Chronologie simplifiée de l’histoire des VPN

Dans les années 1970, environ dix ans après l’invention d’ARPANET, la DARPA, financée par la NSA, développe un modèle de protocoles orientés sécurité appelé ARPANET Encryption Devices (PLI, BCR, IPLI, etc.), qui sera normalisé en 1992 par l’Internet Engineering Task Force (IETF) sous le nom de suite IPsec. La NSA a donc été très impliquée dès les origines d’IPsec.

En 1986, la NSA et son programme Secure Data Network Systems (SDNS), réunissant plusieurs fabricants, livrent plusieurs protocoles de sécurité, dont le Security Protocol at Layer 3 (SP3), qui évolue en Network Layer Security Protocol (NLSP).
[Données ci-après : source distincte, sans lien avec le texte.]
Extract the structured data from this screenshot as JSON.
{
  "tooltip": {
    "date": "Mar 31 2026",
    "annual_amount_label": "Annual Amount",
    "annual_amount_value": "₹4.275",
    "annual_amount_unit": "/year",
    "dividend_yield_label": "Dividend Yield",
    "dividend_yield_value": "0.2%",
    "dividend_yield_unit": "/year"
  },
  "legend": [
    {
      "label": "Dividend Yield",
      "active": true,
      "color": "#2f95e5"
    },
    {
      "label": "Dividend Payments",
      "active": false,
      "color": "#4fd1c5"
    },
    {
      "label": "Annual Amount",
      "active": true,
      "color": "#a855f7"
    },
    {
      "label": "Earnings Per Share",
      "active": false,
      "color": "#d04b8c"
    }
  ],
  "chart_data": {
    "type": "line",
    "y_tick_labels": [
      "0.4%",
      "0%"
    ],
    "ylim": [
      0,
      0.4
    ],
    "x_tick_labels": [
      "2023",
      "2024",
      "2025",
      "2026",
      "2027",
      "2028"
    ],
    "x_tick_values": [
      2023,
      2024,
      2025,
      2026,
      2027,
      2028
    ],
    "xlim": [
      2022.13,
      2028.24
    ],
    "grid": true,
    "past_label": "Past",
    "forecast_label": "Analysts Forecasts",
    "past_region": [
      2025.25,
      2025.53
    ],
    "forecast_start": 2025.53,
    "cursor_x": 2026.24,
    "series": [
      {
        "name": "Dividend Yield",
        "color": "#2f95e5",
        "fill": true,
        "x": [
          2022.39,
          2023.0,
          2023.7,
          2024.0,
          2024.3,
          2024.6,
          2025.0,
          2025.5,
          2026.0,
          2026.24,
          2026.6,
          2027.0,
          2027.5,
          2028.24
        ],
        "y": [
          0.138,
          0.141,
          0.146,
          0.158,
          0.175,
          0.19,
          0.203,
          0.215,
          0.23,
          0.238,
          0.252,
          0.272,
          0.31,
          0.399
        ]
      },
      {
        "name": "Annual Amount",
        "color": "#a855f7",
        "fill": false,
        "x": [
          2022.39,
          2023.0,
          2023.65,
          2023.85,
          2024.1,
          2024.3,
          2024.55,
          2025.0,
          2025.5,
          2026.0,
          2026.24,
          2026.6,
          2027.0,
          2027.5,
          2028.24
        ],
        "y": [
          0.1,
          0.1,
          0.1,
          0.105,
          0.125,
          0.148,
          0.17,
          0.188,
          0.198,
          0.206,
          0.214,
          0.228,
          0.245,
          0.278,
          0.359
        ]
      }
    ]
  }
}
En 1992, l’IETF normalise IPsec.

En 1994, Trusted Information Systems (TIS) sort le premier VPN IPsec commercial dans son Gauntlet Firewall, sponsorisé par la DARPA. En 1995, l’IETF, l’US Naval Research Laboratory, Cisco et TIS publient un standard qui est utilisé pour les usages commerciaux d’IPSec.

En 1995, Microsoft développe le Point-to-Point Tunneling Protocol (PPTP), qui fonctionne sur la couche 2 du modèle OSI. Cependant, ce protocole est aujourd’hui obsolète en raison de failles et de son faible chiffrement. Celui-ci utilise le protocole GRE (Generic Routing Encapsulation) pour encapsuler...

VPN WatchGuard

Les VPN WatchGuard sont conformes au CyberSecurity Framework CIA et apportent les avantages suivants :

  • confidentialité : authentification des points de terminaison avec par exemple l’algorithme SHA2-512 ;

  • intégrité : chiffrement de la donnée de bout en bout avec par exemple l’algorithme AES 256 ;

  • disponibilité : redondance des équipements avec le service FireCluster.
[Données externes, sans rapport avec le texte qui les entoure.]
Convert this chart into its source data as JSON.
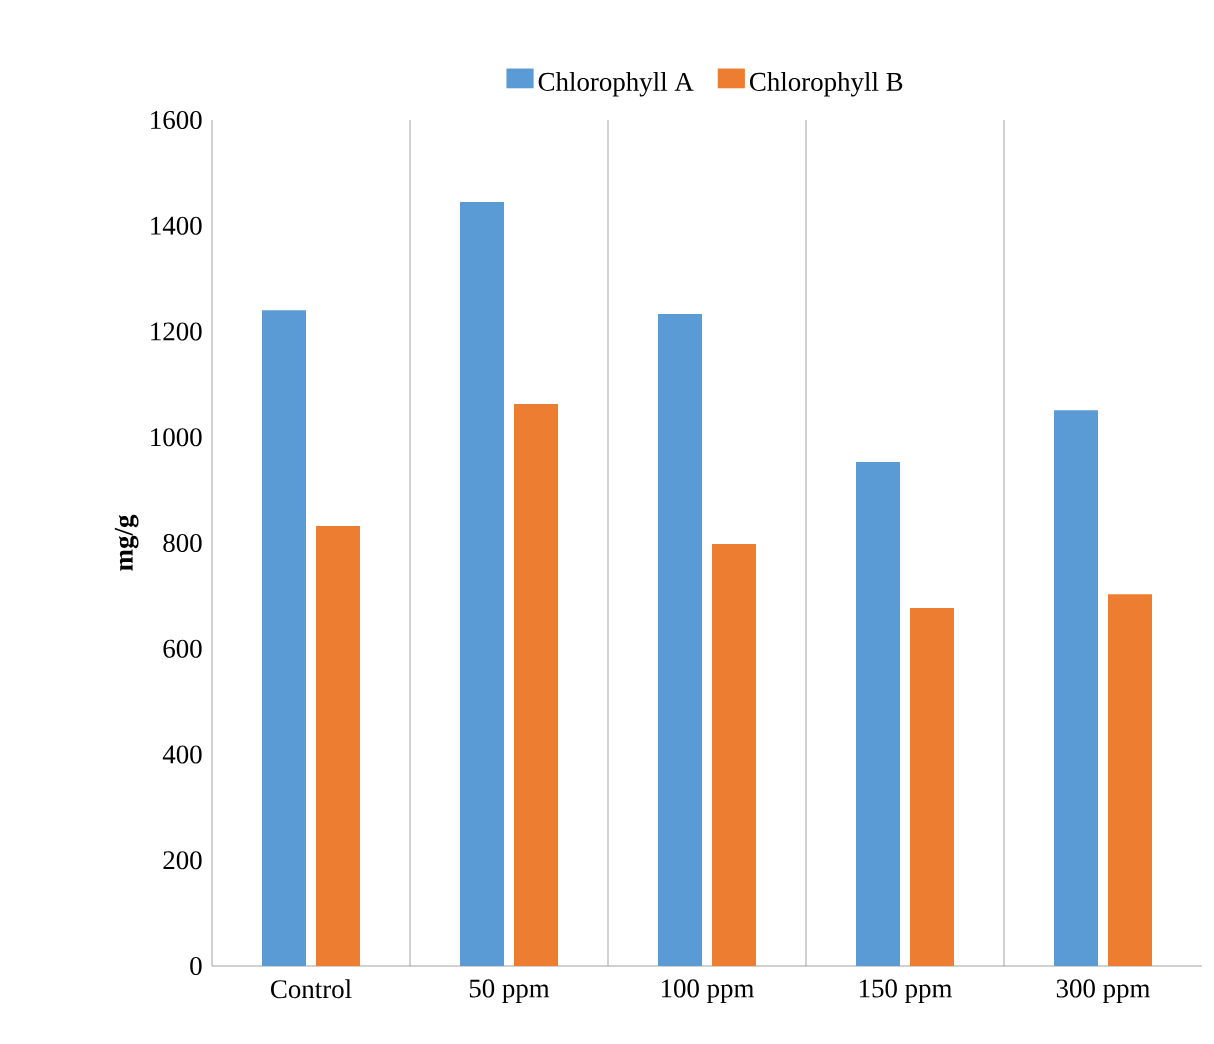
{
  "chart_data": {
    "type": "bar",
    "ylabel": "mg/g",
    "categories": [
      "Control",
      "50 ppm",
      "100 ppm",
      "150 ppm",
      "300 ppm"
    ],
    "series": [
      {
        "name": "Chlorophyll A",
        "color": "#5b9bd5",
        "values": [
          1240,
          1445,
          1233,
          953,
          1051
        ]
      },
      {
        "name": "Chlorophyll B",
        "color": "#ed7d31",
        "values": [
          832,
          1063,
          798,
          677,
          703
        ]
      }
    ],
    "ylim": [
      0,
      1600
    ],
    "yticks": [
      0,
      200,
      400,
      600,
      800,
      1000,
      1200,
      1400,
      1600
    ],
    "grid": "x",
    "legend": "top"
  }
}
Il existe deux grandes familles de VPN :

  • VPN S2S (VPN Site to Site) : il permet de relier deux ou plusieurs sites distants entre eux.
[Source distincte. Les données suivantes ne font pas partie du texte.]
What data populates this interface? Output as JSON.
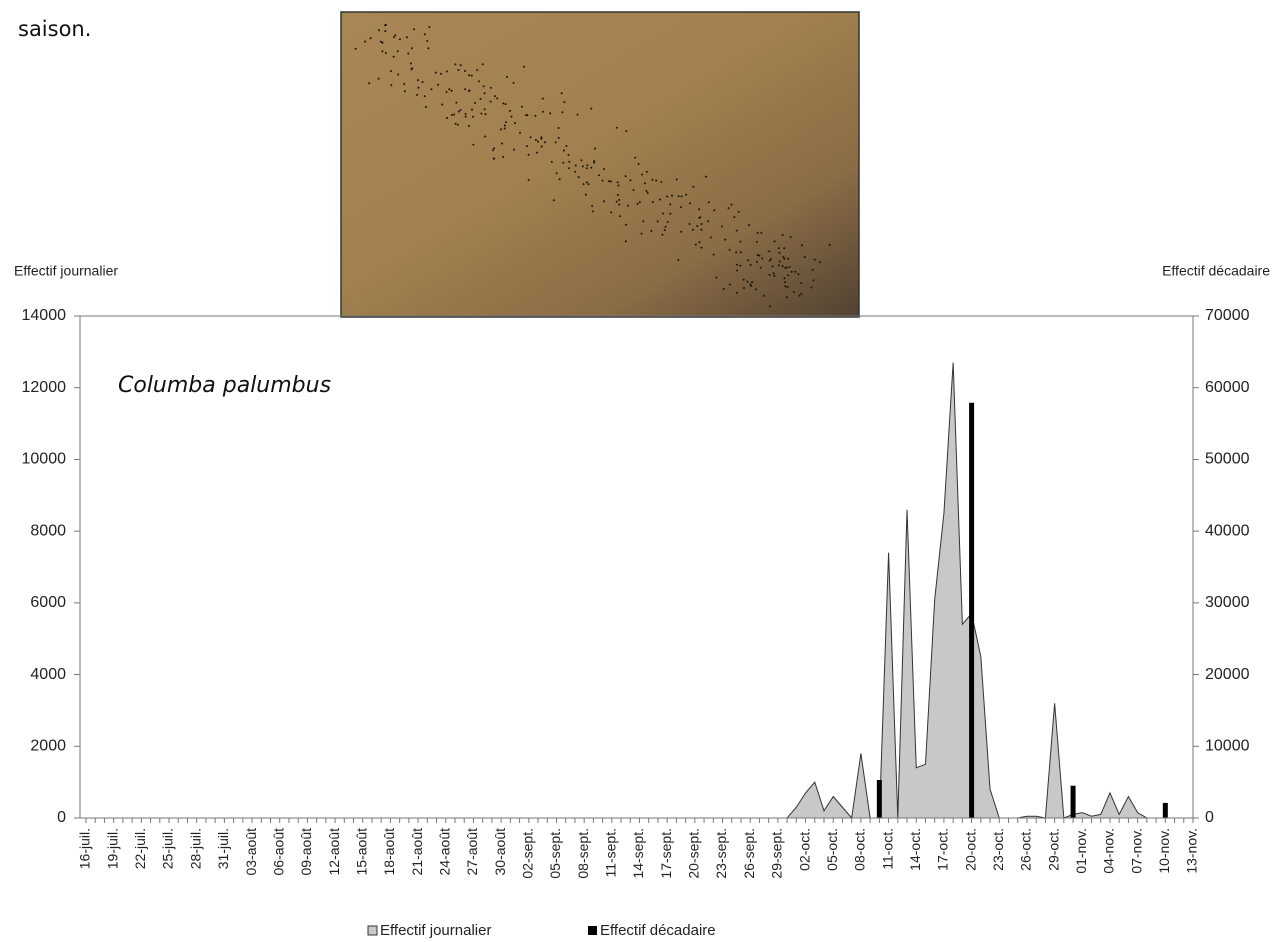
{
  "text": "saison.",
  "chart_data": {
    "type": "area",
    "annotation": "Columba palumbus",
    "ylabel": "Effectif journalier",
    "y2label": "Effectif décadaire",
    "categories": [
      "16-juil.",
      null,
      null,
      "19-juil.",
      null,
      null,
      "22-juil.",
      null,
      null,
      "25-juil.",
      null,
      null,
      "28-juil.",
      null,
      null,
      "31-juil.",
      null,
      null,
      "03-août",
      null,
      null,
      "06-août",
      null,
      null,
      "09-août",
      null,
      null,
      "12-août",
      null,
      null,
      "15-août",
      null,
      null,
      "18-août",
      null,
      null,
      "21-août",
      null,
      null,
      "24-août",
      null,
      null,
      "27-août",
      null,
      null,
      "30-août",
      null,
      null,
      "02-sept.",
      null,
      null,
      "05-sept.",
      null,
      null,
      "08-sept.",
      null,
      null,
      "11-sept.",
      null,
      null,
      "14-sept.",
      null,
      null,
      "17-sept.",
      null,
      null,
      "20-sept.",
      null,
      null,
      "23-sept.",
      null,
      null,
      "26-sept.",
      null,
      null,
      "29-sept.",
      null,
      null,
      "02-oct.",
      null,
      null,
      "05-oct.",
      null,
      null,
      "08-oct.",
      null,
      null,
      "11-oct.",
      null,
      null,
      "14-oct.",
      null,
      null,
      "17-oct.",
      null,
      null,
      "20-oct.",
      null,
      null,
      "23-oct.",
      null,
      null,
      "26-oct.",
      null,
      null,
      "29-oct.",
      null,
      null,
      "01-nov.",
      null,
      null,
      "04-nov.",
      null,
      null,
      "07-nov.",
      null,
      null,
      "10-nov.",
      null,
      null,
      "13-nov."
    ],
    "series": [
      {
        "name": "Effectif journalier",
        "type": "area",
        "color": "#c8c8c8",
        "axis": "y",
        "values": [
          0,
          0,
          0,
          0,
          0,
          0,
          0,
          0,
          0,
          0,
          0,
          0,
          0,
          0,
          0,
          0,
          0,
          0,
          0,
          0,
          0,
          0,
          0,
          0,
          0,
          0,
          0,
          0,
          0,
          0,
          0,
          0,
          0,
          0,
          0,
          0,
          0,
          0,
          0,
          0,
          0,
          0,
          0,
          0,
          0,
          0,
          0,
          0,
          0,
          0,
          0,
          0,
          0,
          0,
          0,
          0,
          0,
          0,
          0,
          0,
          0,
          0,
          0,
          0,
          0,
          0,
          0,
          0,
          0,
          0,
          0,
          0,
          0,
          0,
          0,
          0,
          0,
          300,
          700,
          1000,
          200,
          600,
          300,
          0,
          1800,
          0,
          0,
          7400,
          0,
          8600,
          1400,
          1500,
          6100,
          8500,
          12700,
          5400,
          5700,
          4500,
          800,
          0,
          0,
          0,
          50,
          50,
          0,
          3200,
          0,
          100,
          150,
          50,
          100,
          700,
          100,
          600,
          150,
          0,
          0,
          0,
          0,
          0,
          0
        ]
      },
      {
        "name": "Effectif décadaire",
        "type": "bar",
        "color": "#000000",
        "axis": "y2",
        "values": [
          null,
          null,
          null,
          null,
          null,
          null,
          null,
          null,
          null,
          null,
          null,
          null,
          null,
          null,
          null,
          null,
          null,
          null,
          null,
          null,
          null,
          null,
          null,
          null,
          null,
          null,
          null,
          null,
          null,
          null,
          null,
          null,
          null,
          null,
          null,
          null,
          null,
          null,
          null,
          null,
          null,
          null,
          null,
          null,
          null,
          null,
          null,
          null,
          null,
          null,
          null,
          null,
          null,
          null,
          null,
          null,
          null,
          null,
          null,
          null,
          null,
          null,
          null,
          null,
          null,
          null,
          null,
          null,
          null,
          null,
          null,
          null,
          null,
          null,
          null,
          null,
          null,
          null,
          null,
          null,
          null,
          null,
          null,
          null,
          null,
          null,
          5300,
          null,
          null,
          null,
          null,
          null,
          null,
          null,
          null,
          null,
          57900,
          null,
          null,
          null,
          null,
          null,
          null,
          null,
          null,
          null,
          null,
          4500,
          null,
          null,
          null,
          null,
          null,
          null,
          null,
          null,
          null,
          2100,
          null,
          null,
          null
        ]
      }
    ],
    "ylim": [
      0,
      14000
    ],
    "yticks": [
      0,
      2000,
      4000,
      6000,
      8000,
      10000,
      12000,
      14000
    ],
    "y2lim": [
      0,
      70000
    ],
    "y2ticks": [
      0,
      10000,
      20000,
      30000,
      40000,
      50000,
      60000,
      70000
    ],
    "legend": "bottom"
  }
}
  • VPN P2S (VPN Point to Site) : il permet de relier un ordinateur à un site distant.

WatchGuard propose différents VPN sur ses UTM :

  • les Branch Office VPN (BOVPN) qui sont des VPN S2S ;

  • les Mobile VPN qui sont des VPN P2S.

WatchGuard propose quatre types de BOVPN :

  • passerelle BOVPN manuelle et ses tunnels : VPN S2S avec IKEv2/IPsec entre UTM ;

  • interface virtuelle BOVPN : VPN S2S avec IKEv2/IPsec entre UTM et solution cloud comme Azure ou AWS ;

  • tunnel VPN géré : VPN S2S IKEv1/IPsec entre UTM gérés de manière centralisée par Management Server ;

  • BOVPN over TLS : VPN S2S avec SSL/TLS entre UTM.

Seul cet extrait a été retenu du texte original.